This street, for a moment, reminded me of the main Hannam-dong street (in Seoul) where I live. Hannam-dong is lined with Gingko trees. Omote-sando is lined with Zelkova trees.
And that's where the similarity ends.
Unlike Hannam-dong, where garbage decorates the side of a Chinese restaurant, and cars are parked on the sidewalk competing with pedestrians and puke (eeew!) for space, Omote-sando Dori is alluring, charming and very classy!
Having the same name of a subway station, Omote-sando Dori (dori means street) is full of recognizable shops, restaurants, cars and lots of shoppers!
Stretching from the Harajuku Station up to Aoyama Dori, Omote-Sando Dori is full of cars, buses and bikes!

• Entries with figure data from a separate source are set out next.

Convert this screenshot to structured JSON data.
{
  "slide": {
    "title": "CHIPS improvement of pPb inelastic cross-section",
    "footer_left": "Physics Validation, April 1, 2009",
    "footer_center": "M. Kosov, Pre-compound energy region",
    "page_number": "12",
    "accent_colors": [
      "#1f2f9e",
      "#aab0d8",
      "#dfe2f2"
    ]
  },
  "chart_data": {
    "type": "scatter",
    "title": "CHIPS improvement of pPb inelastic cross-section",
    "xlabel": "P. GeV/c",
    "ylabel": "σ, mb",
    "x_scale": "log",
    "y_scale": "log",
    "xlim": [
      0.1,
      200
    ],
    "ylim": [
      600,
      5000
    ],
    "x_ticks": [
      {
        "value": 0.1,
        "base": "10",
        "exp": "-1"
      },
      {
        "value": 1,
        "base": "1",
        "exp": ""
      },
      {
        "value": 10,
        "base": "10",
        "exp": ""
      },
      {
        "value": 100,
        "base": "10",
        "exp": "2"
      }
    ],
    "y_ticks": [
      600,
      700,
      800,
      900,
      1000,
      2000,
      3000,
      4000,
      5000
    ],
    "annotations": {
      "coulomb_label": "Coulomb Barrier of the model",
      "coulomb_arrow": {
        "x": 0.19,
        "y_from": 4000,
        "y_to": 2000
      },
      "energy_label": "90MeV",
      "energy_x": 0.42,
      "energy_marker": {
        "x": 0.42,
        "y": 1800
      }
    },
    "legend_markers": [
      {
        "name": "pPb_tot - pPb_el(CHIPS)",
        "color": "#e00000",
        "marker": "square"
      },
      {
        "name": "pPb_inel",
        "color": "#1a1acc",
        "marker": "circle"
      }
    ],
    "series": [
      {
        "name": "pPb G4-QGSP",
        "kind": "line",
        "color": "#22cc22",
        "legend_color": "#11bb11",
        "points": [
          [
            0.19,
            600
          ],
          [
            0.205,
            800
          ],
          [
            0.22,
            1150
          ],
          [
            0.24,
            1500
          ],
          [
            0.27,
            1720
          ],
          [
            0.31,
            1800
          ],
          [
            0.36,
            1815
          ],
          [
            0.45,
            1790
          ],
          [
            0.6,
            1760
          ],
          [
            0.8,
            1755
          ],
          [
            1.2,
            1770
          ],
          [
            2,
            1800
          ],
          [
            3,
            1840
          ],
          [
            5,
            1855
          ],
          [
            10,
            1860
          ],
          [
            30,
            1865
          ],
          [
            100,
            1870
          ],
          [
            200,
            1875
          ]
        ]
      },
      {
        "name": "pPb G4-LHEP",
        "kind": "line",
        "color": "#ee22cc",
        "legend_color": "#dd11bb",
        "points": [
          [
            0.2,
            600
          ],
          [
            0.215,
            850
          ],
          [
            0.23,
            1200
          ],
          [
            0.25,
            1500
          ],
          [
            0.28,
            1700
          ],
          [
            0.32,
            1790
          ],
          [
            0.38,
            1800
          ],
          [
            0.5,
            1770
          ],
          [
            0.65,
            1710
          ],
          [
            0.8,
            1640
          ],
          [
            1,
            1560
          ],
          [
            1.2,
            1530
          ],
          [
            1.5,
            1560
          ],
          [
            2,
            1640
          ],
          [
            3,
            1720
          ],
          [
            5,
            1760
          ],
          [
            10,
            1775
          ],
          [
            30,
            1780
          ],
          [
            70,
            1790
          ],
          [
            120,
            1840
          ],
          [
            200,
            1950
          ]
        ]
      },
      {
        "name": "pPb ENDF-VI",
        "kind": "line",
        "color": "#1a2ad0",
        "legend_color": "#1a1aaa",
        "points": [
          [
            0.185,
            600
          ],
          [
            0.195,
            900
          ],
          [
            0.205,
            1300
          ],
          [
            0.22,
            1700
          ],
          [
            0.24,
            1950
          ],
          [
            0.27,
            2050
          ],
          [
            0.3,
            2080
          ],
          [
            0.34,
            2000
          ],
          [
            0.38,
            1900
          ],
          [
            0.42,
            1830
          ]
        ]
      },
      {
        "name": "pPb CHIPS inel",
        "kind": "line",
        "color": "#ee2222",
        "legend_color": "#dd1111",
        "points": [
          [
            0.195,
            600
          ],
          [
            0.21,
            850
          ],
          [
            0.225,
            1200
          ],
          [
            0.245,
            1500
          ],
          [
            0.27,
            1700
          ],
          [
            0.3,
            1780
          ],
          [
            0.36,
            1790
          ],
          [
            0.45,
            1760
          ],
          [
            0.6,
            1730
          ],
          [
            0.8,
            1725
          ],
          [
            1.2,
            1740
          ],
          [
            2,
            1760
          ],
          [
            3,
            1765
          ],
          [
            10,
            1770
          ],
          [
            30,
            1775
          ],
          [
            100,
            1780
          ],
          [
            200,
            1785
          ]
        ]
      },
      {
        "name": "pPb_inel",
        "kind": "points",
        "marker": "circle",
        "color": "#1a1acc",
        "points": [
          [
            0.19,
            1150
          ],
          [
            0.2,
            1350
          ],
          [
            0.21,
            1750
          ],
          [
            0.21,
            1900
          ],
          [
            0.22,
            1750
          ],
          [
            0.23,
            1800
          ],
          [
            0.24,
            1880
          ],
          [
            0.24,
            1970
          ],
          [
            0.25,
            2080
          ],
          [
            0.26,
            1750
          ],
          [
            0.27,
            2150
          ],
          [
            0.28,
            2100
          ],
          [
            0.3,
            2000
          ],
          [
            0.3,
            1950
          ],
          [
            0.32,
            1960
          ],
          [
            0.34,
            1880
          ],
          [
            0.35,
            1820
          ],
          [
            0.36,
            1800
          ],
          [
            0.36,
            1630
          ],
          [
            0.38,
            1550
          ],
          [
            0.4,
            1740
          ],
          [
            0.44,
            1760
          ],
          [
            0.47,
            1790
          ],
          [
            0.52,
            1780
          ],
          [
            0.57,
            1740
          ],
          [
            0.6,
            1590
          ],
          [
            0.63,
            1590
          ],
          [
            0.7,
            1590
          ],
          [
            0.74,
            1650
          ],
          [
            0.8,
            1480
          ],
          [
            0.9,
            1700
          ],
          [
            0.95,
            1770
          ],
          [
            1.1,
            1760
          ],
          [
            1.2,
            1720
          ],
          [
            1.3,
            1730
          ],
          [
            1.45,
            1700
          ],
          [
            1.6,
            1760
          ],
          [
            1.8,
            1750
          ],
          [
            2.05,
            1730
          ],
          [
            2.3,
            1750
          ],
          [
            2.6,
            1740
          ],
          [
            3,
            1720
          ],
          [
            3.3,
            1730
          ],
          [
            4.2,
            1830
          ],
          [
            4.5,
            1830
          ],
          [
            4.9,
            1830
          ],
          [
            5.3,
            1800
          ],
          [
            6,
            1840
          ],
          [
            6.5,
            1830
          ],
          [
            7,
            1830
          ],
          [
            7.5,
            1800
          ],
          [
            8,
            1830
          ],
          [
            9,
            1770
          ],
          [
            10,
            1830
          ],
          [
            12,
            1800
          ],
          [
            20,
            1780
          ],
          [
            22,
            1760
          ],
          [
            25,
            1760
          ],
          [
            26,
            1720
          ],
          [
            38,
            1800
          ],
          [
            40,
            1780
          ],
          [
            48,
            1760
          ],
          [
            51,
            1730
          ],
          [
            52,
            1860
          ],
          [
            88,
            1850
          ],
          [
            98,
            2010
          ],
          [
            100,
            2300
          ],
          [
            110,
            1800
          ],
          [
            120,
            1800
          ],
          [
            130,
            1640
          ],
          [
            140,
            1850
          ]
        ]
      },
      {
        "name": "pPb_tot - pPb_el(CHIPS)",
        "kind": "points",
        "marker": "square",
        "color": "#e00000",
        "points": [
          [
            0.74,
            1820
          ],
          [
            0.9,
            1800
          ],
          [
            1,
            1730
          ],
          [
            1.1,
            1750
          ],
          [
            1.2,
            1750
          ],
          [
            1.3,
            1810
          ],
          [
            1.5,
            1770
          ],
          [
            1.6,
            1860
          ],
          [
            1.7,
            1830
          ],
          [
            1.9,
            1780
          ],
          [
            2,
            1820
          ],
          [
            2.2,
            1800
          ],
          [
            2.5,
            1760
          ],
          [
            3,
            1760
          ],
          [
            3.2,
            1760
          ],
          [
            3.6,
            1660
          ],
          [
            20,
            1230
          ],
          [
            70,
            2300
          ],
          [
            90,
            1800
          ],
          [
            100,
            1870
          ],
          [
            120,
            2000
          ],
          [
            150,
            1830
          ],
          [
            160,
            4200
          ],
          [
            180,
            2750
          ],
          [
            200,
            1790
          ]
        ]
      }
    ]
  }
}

And as my friends Arlene and Glen, and I walked up and down this street, we passed by flagship shops of some international brands whose buildings were designed by some famous architects. And basing from the incredible prices of the goodies displayed at their shops, those architects must have also been very expensive!
The atmosphere along Omote-sando is different from the that at Harajuku, which is the younger generation's kind of street. Here, it's more of mature-ish crowd.
Omote-sando, which means 'front approach', was built as the front area for the Meiji Shrine situated behind the Harajuku Station.
But seeing lots of worshippers, shoppers and tourists that day, competing for space alongside 100,000 cars and Zelkova trees, Omote-Sando Dori has now become a shrine of its own.